Gauntlet Lodge No. 151, Knights of Pythias, was organized at Tinela, this county on the 4th inst., with the following officers: W.L. Abernethy, C.C.; L.K. Benson, V.C. and Rep. to G.L.; J.A. McCants, Prel.; R.C. Abernethy, K. of R&S and M. of F.; G.W. McCants, M. of E.; R.A.M. of W.; J.K. McLeod, M. at A.; T.S. Packer, I.G.; S.J. Grace, O.G.

Work has been commenced on the erection of the Presbyterian Manse, near town.

Miss Ellen Harrengton is visiting relatives at Manistee.

Capt. G.H. Gray of Perdue Hill was in Monroeville last Saturday looking after his fences.

Capt. W.B. Kemp and Mr. T.E. Dennis of Kempville were in the city a few days ago.

FEB. 27, 1896

Mr. W.H. Louiselle of Manistee was in the city Sunday.

Miss Ella Neville returned Sunday from a visit to friends at Manistee.

Mr. Marcus Sowell left last week for Jasper, Ala., where he will begin reading law in the office of his brother, Col. T.L. Sowell.

The Ladies Aid Society of the Presbyterian church, Perdue Hill, will serve oysters and other refreshments at the Masonic Hall Friday night March 6th.

Pineville: Log rolling is all the go with the farmers now.

Manistee: There will be preaching at Pleasant Hill church the first Sabbath in every month, also Saturday before. We are proud to have our noble brother Lambert to serve us, after having such a devoted minister as brother S.P. Lindsey. Brother L. is one of our oldest and best Ministers. We are glad to know that the Sabbath school at Pleasant Hill continues in the afternoon. The teachers, Misses Wills and Moore, are working earnestly. We wish the school true success.

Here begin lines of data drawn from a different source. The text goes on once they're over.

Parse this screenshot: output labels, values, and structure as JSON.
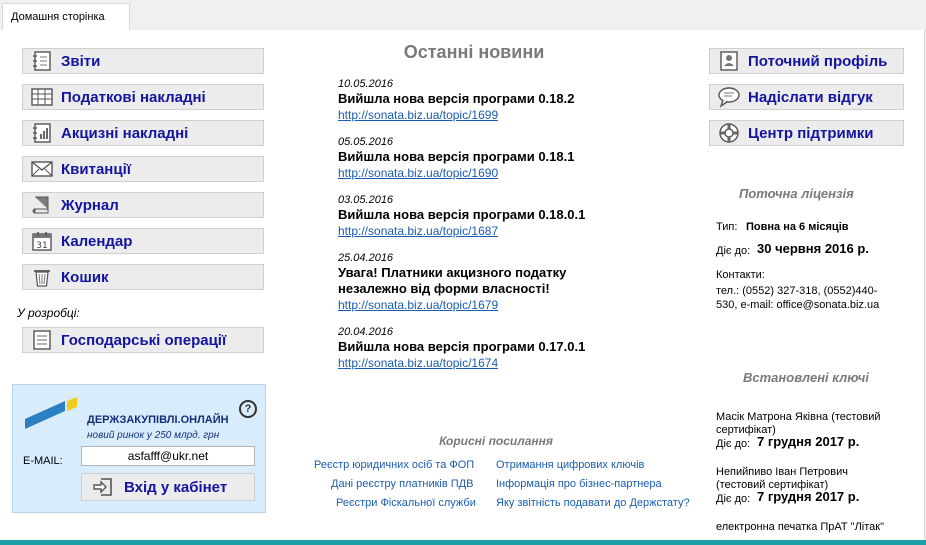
{
  "tab": {
    "label": "Домашня сторінка"
  },
  "nav": {
    "items": [
      {
        "label": "Звіти"
      },
      {
        "label": "Податкові накладні"
      },
      {
        "label": "Акцизні накладні"
      },
      {
        "label": "Квитанції"
      },
      {
        "label": "Журнал"
      },
      {
        "label": "Календар"
      },
      {
        "label": "Кошик"
      }
    ],
    "dev_note": "У розробці:",
    "dev_item": {
      "label": "Господарські операції"
    }
  },
  "promo": {
    "brand": "ДЕРЖЗАКУПІВЛІ.ОНЛАЙН",
    "tagline": "новий ринок у 250 млрд. грн",
    "email_label": "E-MAIL:",
    "email_value": "asfafff@ukr.net",
    "login_label": "Вхід у кабінет",
    "help": "?"
  },
  "news": {
    "title": "Останні новини",
    "items": [
      {
        "date": "10.05.2016",
        "head": "Вийшла нова версія програми 0.18.2",
        "link": "http://sonata.biz.ua/topic/1699"
      },
      {
        "date": "05.05.2016",
        "head": "Вийшла нова версія програми 0.18.1",
        "link": "http://sonata.biz.ua/topic/1690"
      },
      {
        "date": "03.05.2016",
        "head": "Вийшла нова версія програми 0.18.0.1",
        "link": "http://sonata.biz.ua/topic/1687"
      },
      {
        "date": "25.04.2016",
        "head1": "Увага! Платники акцизного податку",
        "head2": "незалежно від форми власності!",
        "link": "http://sonata.biz.ua/topic/1679"
      },
      {
        "date": "20.04.2016",
        "head": "Вийшла нова версія програми 0.17.0.1",
        "link": "http://sonata.biz.ua/topic/1674"
      }
    ]
  },
  "links": {
    "title": "Корисні посилання",
    "left": [
      "Реєстр юридичних осіб та ФОП",
      "Дані реєстру платників ПДВ",
      "Реєстри Фіскальної служби"
    ],
    "right": [
      "Отримання цифрових ключів",
      "Інформація про бізнес-партнера",
      "Яку звітність подавати до Держстату?"
    ]
  },
  "right_nav": [
    {
      "label": "Поточний профіль"
    },
    {
      "label": "Надіслати відгук"
    },
    {
      "label": "Центр підтримки"
    }
  ],
  "license": {
    "title": "Поточна ліцензія",
    "type_label": "Тип:",
    "type_value": "Повна на 6 місяців",
    "valid_label": "Діє до:",
    "valid_value": "30 червня 2016 р.",
    "contacts_label": "Контакти:",
    "phone_line1": "тел.: (0552) 327-318, (0552)440-",
    "phone_line2": "530, e-mail: office@sonata.biz.ua"
  },
  "keys": {
    "title": "Встановлені ключі",
    "items": [
      {
        "name1": "Масік Матрона Яківна (тестовий",
        "name2": "сертифікат)",
        "valid_label": "Діє до:",
        "valid_value": "7 грудня 2017 р."
      },
      {
        "name1": "Непийпиво Іван Петрович",
        "name2": "(тестовий сертифікат)",
        "valid_label": "Діє до:",
        "valid_value": "7 грудня 2017 р."
      }
    ],
    "seal": "електронна печатка ПрАТ \"Літак\""
  }
}
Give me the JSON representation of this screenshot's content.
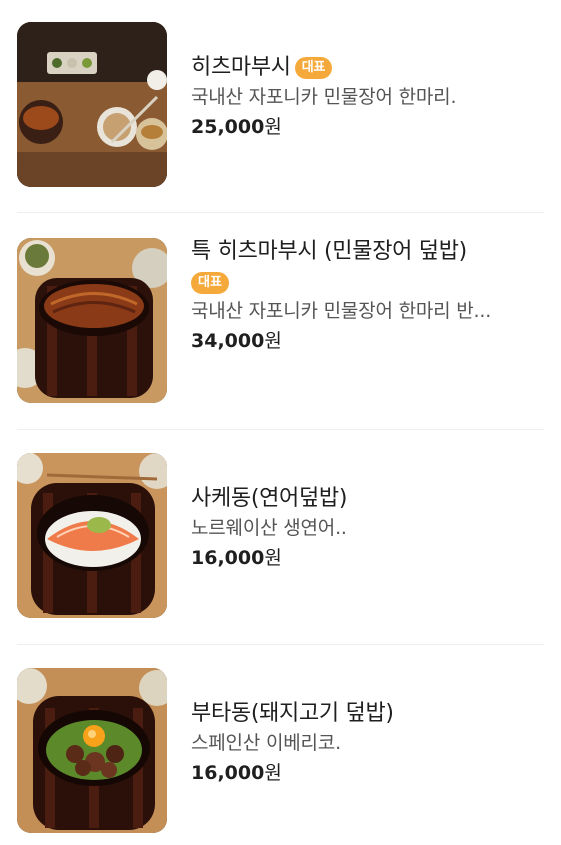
{
  "menu": {
    "items": [
      {
        "name": "히츠마부시",
        "badge": "대표",
        "description": "국내산 자포니카 민물장어 한마리.",
        "price": "25,000",
        "currency": "원",
        "image_icon": "eel-rice-set-photo"
      },
      {
        "name": "특 히츠마부시 (민물장어 덮밥)",
        "badge": "대표",
        "description": "국내산 자포니카 민물장어 한마리 반...",
        "price": "34,000",
        "currency": "원",
        "image_icon": "eel-rice-bowl-photo"
      },
      {
        "name": "사케동(연어덮밥)",
        "description": "노르웨이산 생연어..",
        "price": "16,000",
        "currency": "원",
        "image_icon": "salmon-rice-bowl-photo"
      },
      {
        "name": "부타동(돼지고기 덮밥)",
        "description": "스페인산 이베리코.",
        "price": "16,000",
        "currency": "원",
        "image_icon": "pork-rice-bowl-photo"
      }
    ]
  },
  "colors": {
    "badge": "#f6a93b",
    "divider": "#eeeeee",
    "text": "#1f1f1f",
    "description": "#555555"
  }
}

Mr. J.J. Simpson had the fortune to lose his gin and grist mill at Repton by fire one day last week. The fire was accidental. No insurance.

Perdue Hill: The unexpected death of Miss Ada Thames, who was buried at the cemetery this morning, has cast a halo of gloom over all her friends and relatives at this place.

U.S. Marshall E.R. Morrisette was circulating among his Monroeville friends Saturday.